Le bilan fourrager, qui équivaut à la
différence entre la capacité de charge théorique et la
charge globale réelle (figure V-2) confirme que le risque se situe bien
en saison pluvieuse (juin à novembre) pour toute la période de
référence (2008 & 2009). En cette saison en effet, le bilan
est négatif pour les pâturages accessibles qui sont alors en
surpâturage. On peut être tenté de penser que la relative
bonne santé des parcours du terroir dans sa partie accessible
légalement (seules quelques unités sont en dégradation
légère), est imputable aux aires protégées qui
résorbent cet excédent de charge. Cette hypothèse est
à première vue invalide, les deux aires protégées
voisines (parc W et réserve partielle de la Kourtiagou) étant en
effet insalubres (il y sévit la mouche tsé-tsé) et
impraticables en cette saison (leurs parties qui bordent le terroir
étant vite inondées avec les premières pluies). Mais les
observations faites ailleurs en contexte presque similaire par Kaboré
(2010) permettent de ne pas exclure totalement cette possibilité.

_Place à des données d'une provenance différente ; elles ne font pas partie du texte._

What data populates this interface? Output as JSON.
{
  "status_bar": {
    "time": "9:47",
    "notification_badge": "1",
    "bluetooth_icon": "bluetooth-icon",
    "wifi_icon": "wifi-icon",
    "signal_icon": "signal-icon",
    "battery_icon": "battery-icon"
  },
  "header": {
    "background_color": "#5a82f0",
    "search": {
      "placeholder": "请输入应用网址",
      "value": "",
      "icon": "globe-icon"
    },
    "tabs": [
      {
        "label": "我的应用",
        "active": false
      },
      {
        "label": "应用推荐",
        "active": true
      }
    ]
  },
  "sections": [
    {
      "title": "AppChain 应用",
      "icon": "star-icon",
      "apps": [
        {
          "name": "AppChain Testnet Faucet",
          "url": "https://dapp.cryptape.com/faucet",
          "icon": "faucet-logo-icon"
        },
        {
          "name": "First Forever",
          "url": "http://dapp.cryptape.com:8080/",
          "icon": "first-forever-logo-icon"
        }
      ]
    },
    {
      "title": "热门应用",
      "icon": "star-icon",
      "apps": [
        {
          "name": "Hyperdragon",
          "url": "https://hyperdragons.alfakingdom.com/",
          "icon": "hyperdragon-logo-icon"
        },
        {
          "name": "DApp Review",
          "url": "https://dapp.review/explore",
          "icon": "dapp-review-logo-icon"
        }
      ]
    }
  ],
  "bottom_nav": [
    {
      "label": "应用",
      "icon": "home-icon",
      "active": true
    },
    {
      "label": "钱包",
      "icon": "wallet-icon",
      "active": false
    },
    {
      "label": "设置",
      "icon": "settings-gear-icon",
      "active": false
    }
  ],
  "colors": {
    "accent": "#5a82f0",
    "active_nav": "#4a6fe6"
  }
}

L'auteur a, en effet, constaté que la réserve de Pama Nord
devenait pour les éleveurs peuls, un refuge pour prévenir les
conflits à l'égard des agroéleveurs gourmantchés et
mossi ; conflits consécutifs à la trop grande concentration
d'animaux en périphérie causée par le retour des troupeaux
transhumants.
En saison sèche, au contraire, et
particulièrement en début de cette période
(décembre à mars), les charges réelles sont nettement
inférieures aux capacités théoriques et le bilan est
très satisfaisant. Il le serait davantage si, en plus de
l'évaluation des disponibilités fourragères naturelles, on
avait pu prendre en compte les résidus culturaux qui sont
exploités en vaine
pâture en cette période de même que le
fourrage ligneux dont la contribution dans les rations en fin de saison
sèche est très importante (Boudet, 1991 ; Lhoste et al.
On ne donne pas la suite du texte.